His fear of the kill was not nearly so strong—knowing that
Abel had overcome it made it less the unconquerable creature that he dared not let touch him, lest he be forever contaminated. As a consequence, he began to approach Uel's ability to simulate killbliss.
His distaste at being around Margid also disappeared—but he didn't know how to let her know it. An apology would hurt her again, when she had enough grief to bear.
Then on the day he was to have transfer, Zeth woke hours before dawn. He zlinned the house, and found Margid alone in the kitchen. Determined to try to make amends, he got up and went out to the kitchen. She was seated at the table, staring at the china tea container. When Zeth entered, she said, "I was just about to make tea."
Pouring for Zeth and herself, she sat down, putting the tea container back on the table. "Abel brought me this from Summer Fair," she said, "the year he registered the deed on Fort Freedom. I was pregnant with Hope, we had very few people here, and the town Simes hated us. We could barely scrape together the taxes—and he spent money we couldn't afford to bring me something beautiful."
She gave Zeth a sad smile. "It was so ugly here. Oh, the hills were just as beautiful as now, but the Fort was a mud hole. The houses were unpainted—it was dreary, and so were we.
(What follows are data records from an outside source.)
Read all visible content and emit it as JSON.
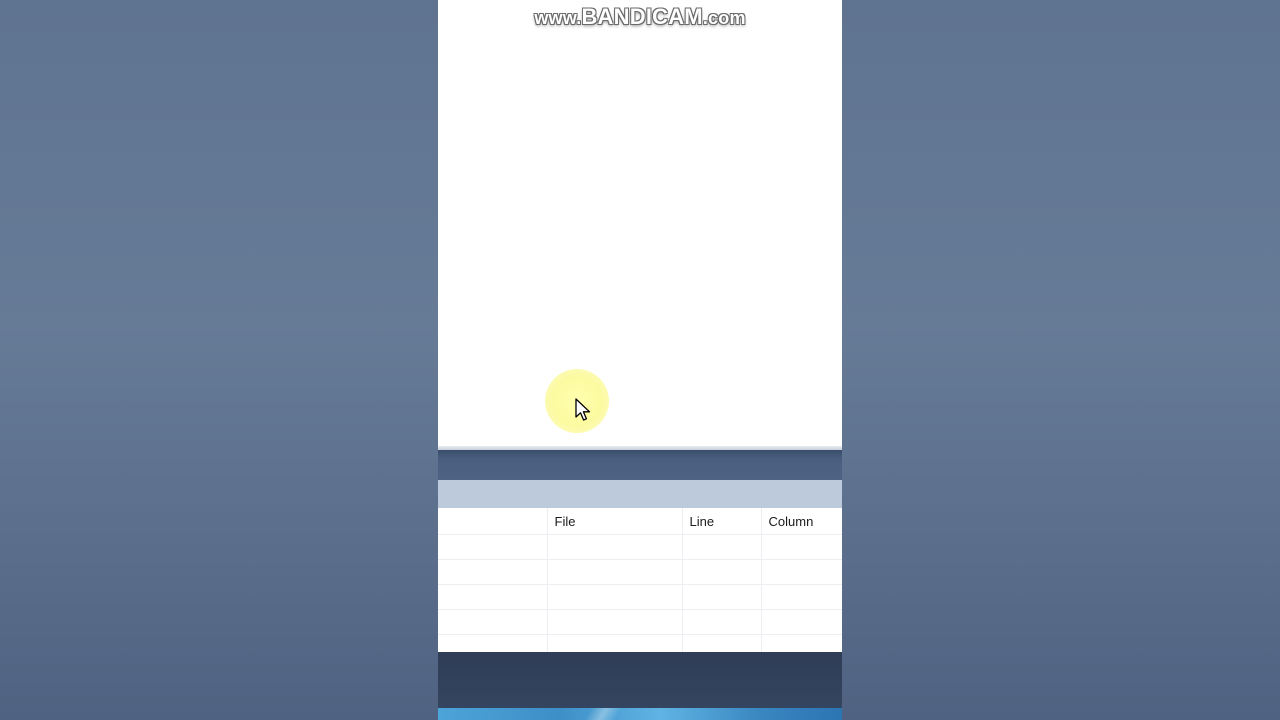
{
  "watermark": {
    "prefix": "www.",
    "brand": "BANDICAM",
    "suffix": ".com"
  },
  "error_list": {
    "columns": [
      {
        "key": "blank",
        "label": ""
      },
      {
        "key": "file",
        "label": "File"
      },
      {
        "key": "line",
        "label": "Line"
      },
      {
        "key": "column",
        "label": "Column"
      }
    ],
    "rows": [
      [
        "",
        "",
        "",
        ""
      ],
      [
        "",
        "",
        "",
        ""
      ],
      [
        "",
        "",
        "",
        ""
      ],
      [
        "",
        "",
        "",
        ""
      ],
      [
        "",
        "",
        "",
        ""
      ]
    ]
  },
  "colors": {
    "background": "#5f7491",
    "panel_header": "#bccadb",
    "dark_bar": "#2f3d56",
    "cursor_highlight": "#fcfa96"
  },
  "icons": {
    "pointer": "arrow-cursor-icon"
  }
}
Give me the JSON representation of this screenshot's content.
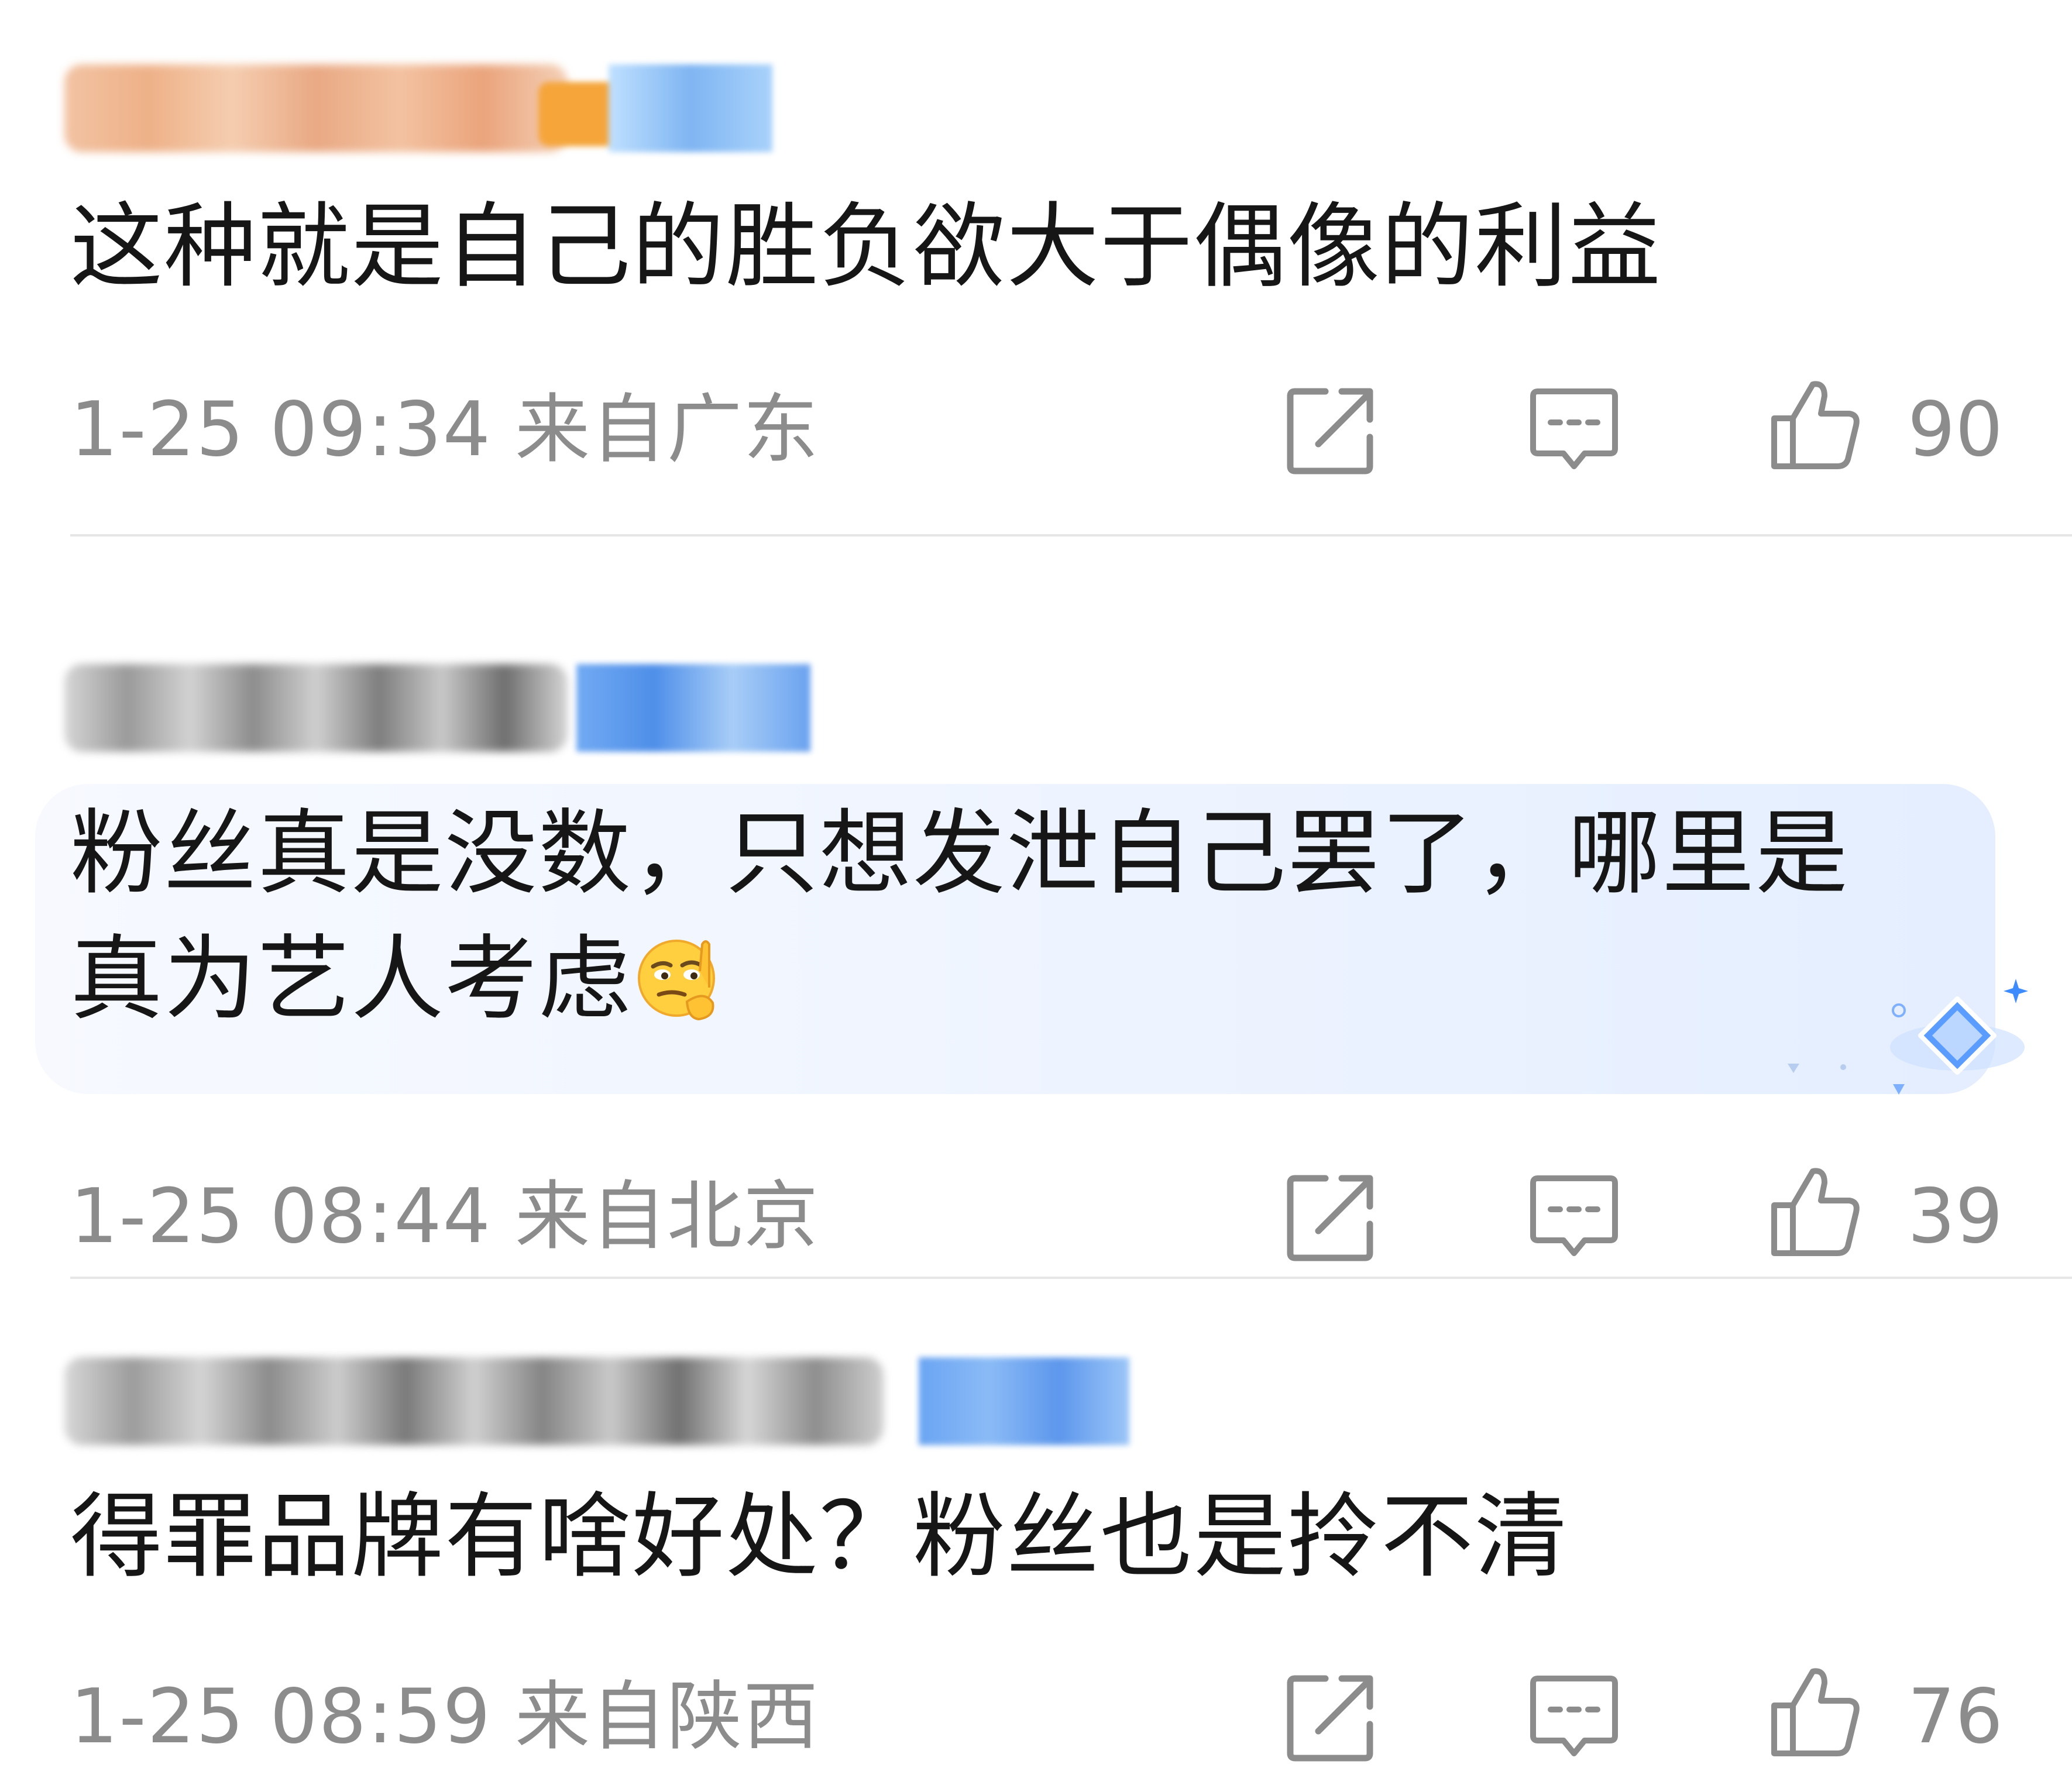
{
  "comments": [
    {
      "text": "这种就是自己的胜负欲大于偶像的利益",
      "date": "1-25 09:34",
      "location": "来自广东",
      "likes": "90",
      "highlighted": false
    },
    {
      "text": "粉丝真是没数，只想发泄自己罢了，哪里是真为艺人考虑",
      "emoji": "thinking-face-emoji",
      "date": "1-25 08:44",
      "location": "来自北京",
      "likes": "39",
      "highlighted": true
    },
    {
      "text": "得罪品牌有啥好处？粉丝也是拎不清",
      "date": "1-25 08:59",
      "location": "来自陕西",
      "likes": "76",
      "highlighted": false
    }
  ],
  "icons": {
    "share": "share-icon",
    "reply": "comment-icon",
    "like": "thumbs-up-icon",
    "badge": "diamond-badge-icon"
  },
  "colors": {
    "text": "#161616",
    "meta": "#8c8c8c",
    "divider": "#e6e6e6",
    "highlight": "#eef4ff",
    "badge_blue": "#3d8bff"
  }
}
I tried to accept Abel's teaching that I was still human in spite of being Sime—but I couldn't accept that anyone could really love me. Abel . . . well, he never was very good at saying that with words, no matter how eloquently he spoke about anything else."
She extended her handling tentacles, protecting the delicate container as she turned it over and over. "Then he brought me this . . . totally frivolous object. A way of saying, if you appreciate beauty, you're human." She sighed, got up, and emptied the tea into the wooden box. Then she carefully washed the china container, dried it, and replaced it on the shelf where it had always stood.
As Margid stood staring at the container, Zeth came to her, putting his arms around her. She turned, buried her face against his shoulder, and sobbed. "Oh, God, Zeth, I loved him so. What am I going to do?"
"You'll go on," he said numbly, wondering himself. "We all have to. It's what Abel always did, isn't it?" And he held her until she had let out her grief.
It was fortunate that Abel's family found other outlets for
their grief, for the memorial service could not be the healing time that Abel had always made it. When the snow clogged the passes once more, so Maddok Bron could not get home to conduct his own year's turning ceremony, everyone assumed that he would conduct the one in Fort Freedom. Bron himself certainly assumed it—until he let slip that he had not given up his demon theory.
It was Owen to whom he said it, obviously thinking a fellow Gen would understand. Zeth and Owen had had transfer that morning, and shared their own grief. Then Owen went to the chapel to pray—and encountered Bron.
Zeth was in Rimon's room, trying to get his father to understand that Abel was dead. If he would only grieve, and realize how much now depended on him, perhaps he would recover. But although Rimon's field made its automatic response to Zeth's, he remained suspended in emotionlessness. Owen entered, closed the door, and leaned against it. Even low-field, he projected a burning frustration too strong for Zeth to block.
"What's wrong?" asked Zeth.
"Maddok Bron," Owen replied. "Zeth, we can't let him conduct the year's turning. He's going to preach about demons again! Why did you ever let him give transfer?"
"You think I should have let him run around high-field, tempting the juncts?" Actually, that had not been Zeth's motivation at all. After Abel's death, by way of a combined apology for his threats in the chapel hallway and confirming lesson on what transfer really was, he had carefully chosen one of their nonjunct Simes and let Bron give transfer. The strictly supervised session had gone very well. Bron had not bothered Zeth again, and he had thought the problem solved.